Scale guests into memory overcommitment on z/VM 5.2

Edit online

In these tests we started with one database server guest and then added four more database server guests for a total of five guests. These five guests used all of the available physical memory. The number of workload driver users was adjusted to reach maximum throughput and the users were distributed evenly among the guests. The guests were scaled from five to ten. We strove to maintain maximum throughput while scaling the guests from five to ten.

Total throughput

Figure 1 shows the normalized transactional throughput from all guests when scaling the number of guests on z/VM® 5.2 into memory overcommitment.
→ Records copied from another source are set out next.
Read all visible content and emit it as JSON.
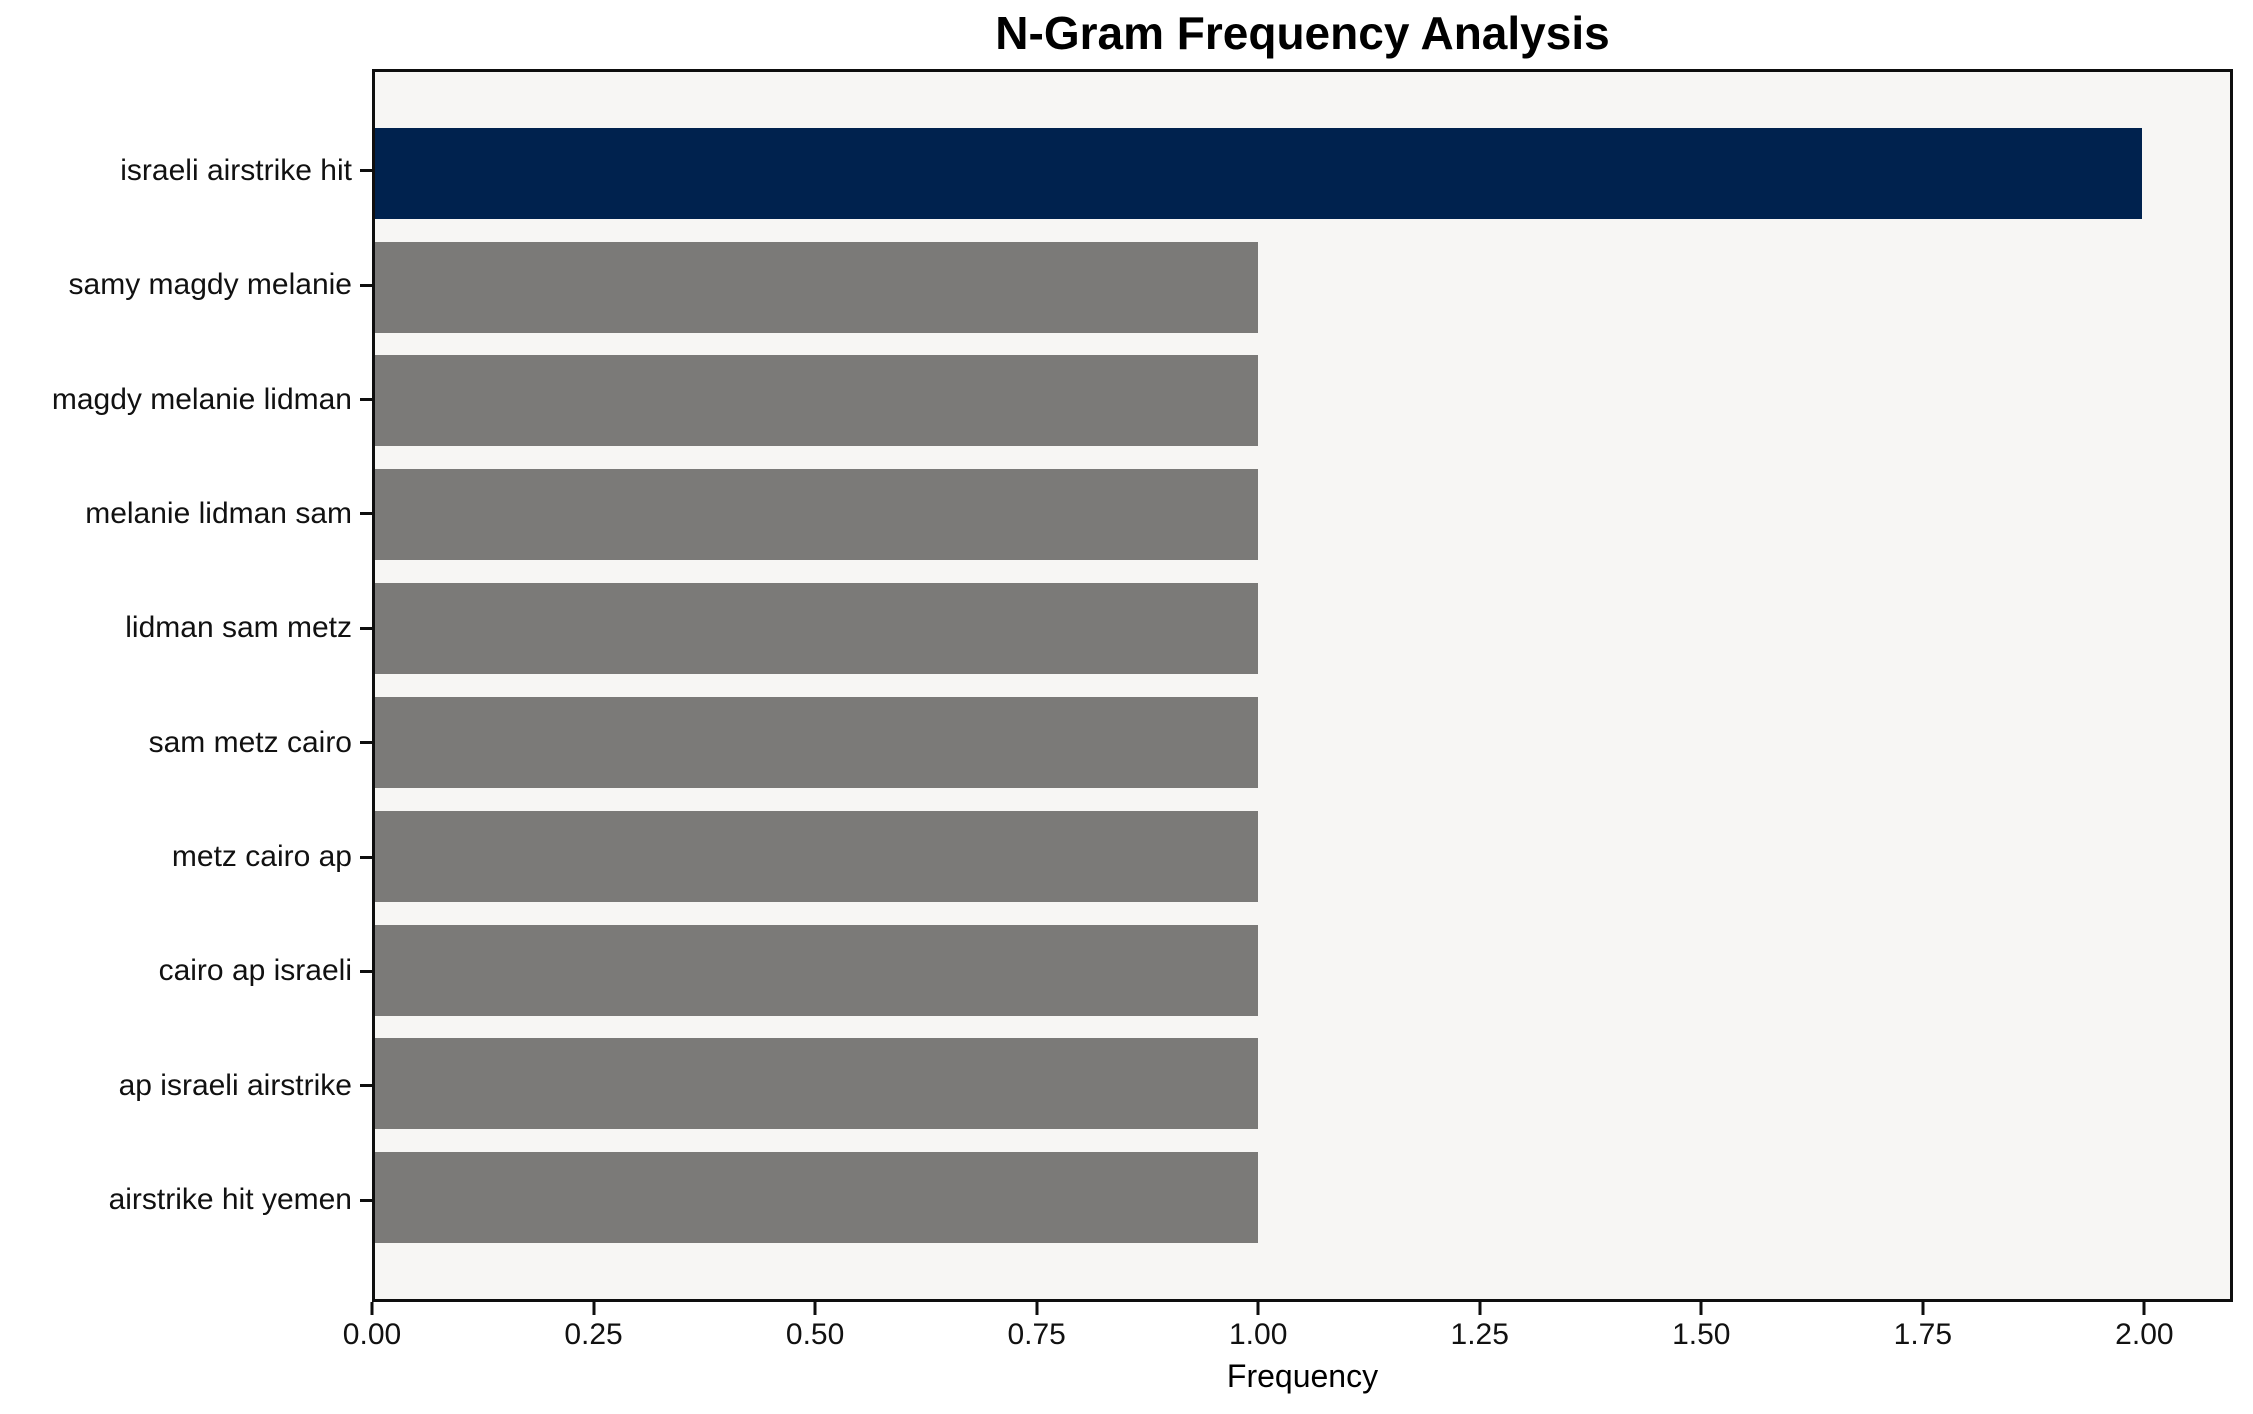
{
  "chart_data": {
    "type": "bar",
    "orientation": "horizontal",
    "title": "N-Gram Frequency Analysis",
    "xlabel": "Frequency",
    "ylabel": "",
    "categories": [
      "israeli airstrike hit",
      "samy magdy melanie",
      "magdy melanie lidman",
      "melanie lidman sam",
      "lidman sam metz",
      "sam metz cairo",
      "metz cairo ap",
      "cairo ap israeli",
      "ap israeli airstrike",
      "airstrike hit yemen"
    ],
    "values": [
      2,
      1,
      1,
      1,
      1,
      1,
      1,
      1,
      1,
      1
    ],
    "xlim": [
      0,
      2.1
    ],
    "x_tick_values": [
      0,
      0.25,
      0.5,
      0.75,
      1.0,
      1.25,
      1.5,
      1.75,
      2.0
    ],
    "x_tick_labels": [
      "0.00",
      "0.25",
      "0.50",
      "0.75",
      "1.00",
      "1.25",
      "1.50",
      "1.75",
      "2.00"
    ],
    "grid": false,
    "legend": null,
    "highlight_index": 0,
    "colors": {
      "highlight_bar": "#00224e",
      "default_bar": "#7b7a78",
      "plot_background": "#f7f6f4",
      "spine": "#0e0e0e",
      "text": "#000000"
    }
  }
}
lm02 — Figure 1. Normalized transactional throughput for scaling the number of guests on z/VM 5.2

Observations

Figure 1 shows the effect of memory overcommitment on the throughput. With five guests, all memory is in use. The addition of just one more guest caused a decrease in throughput of more than 50%. Adding further guests leads to a more moderate degradation.

CPU utilization

Figure 2 shows the CPU utilization of each guest and the total CPU utilization for the z/VM LPAR for the ten CPUs assigned.

lm03 — Figure 2. Total CPU utilization per number of guests

Observations

Figure 2 shows the effects of memory overcommitment on CPU utilization. At five guests we were able to achieve more than 900% utilization of the ten total CPUs and the z/VM overhead was small. As more guests were added, the total CPU utilization used by the guests decreased significantly and z/VM overhead increased.

Page location

Figure 3 shows the location of page frames associated with guests. The values are a sum of the location of the page frames for each individual guest.

lm04 — Figure 3. Page location - guest scaling on z/VM 5.2

Observations

Figure 3 shows the location of pages for the guests as the number of guests is scaled from five to ten. The most interesting curve is the utilization of the paging space on DASD. There is a steep increase as the number of guests is increased and at ten guests, there are as many pages on DASD as in memory.

Page movement

Figure 4 shows the relation of the memory overcommitment on the page movement rate to the various destinations.

lm05 — Figure 4. Page movement - guest scaling on z/VM 5.2

Observations

As guests are scaled from five to ten, the page movement rates from main storage to XSTOR and from XSTOR to DASD increase. The maximum page movement rate was observed at nine guests and at ten guests the movement rate had decreased. This decrease corresponds with the decrease in CPU utilization that was observed at ten guests. The highest traffic is seen in the direction from main storage to expanded storage, closely followed by the direction from expanded storage to DASD.

Conclusion

Six guests and a memory overcommitment of only 35% resulted in a throughput reduction of 48%. At six guests, after the initial affects of page movement to DASD, the addition of additional guests has a lower impact on throughput.

The total system memory of 80 GB (20,971,520 pages) is overcommitted as follow:

Table 1. Overcommitted system memory - z/VM 5.2
Number of Guests	Pages Not in Memory (= paged out)		Real Overcommit (pages used: memory) - 1	Planned Overcommit (virtual : physical) - 1	Throughput % From Baseline
Number of Guests	XSTOR	DASD	%	%	%
5	267907	0	1	0	baseline
6	1034590	6280409	35	20	52
7	1032323	13128704	68	40	47
8	1039500	18219008	92	60	41
9	1038750	20236288	101	80	38
10	1045785	20754432	104	100	31

Interestingly, z/VM has more pages in use than it should have, based on the planned overcommitment. This happens because, in some cases, z/VM has pages in memory as well as in page space to avoid bouncing pages.

At six guests the throughput has decreased to 52% of the five guests' value. With the addition of more guests, throughput declines at a linear rate and at ten guests has decreased to 31%. As guests were added, z/VM overhead also increased and we were not able to achieve higher percentages of total CPU utilization.

Looking at the movement rates, it shows that, at most, the pages were moved to DASD via XSTOR, and that the movement rate back to main storage is very low, indicating that z/VM had moved the right pages.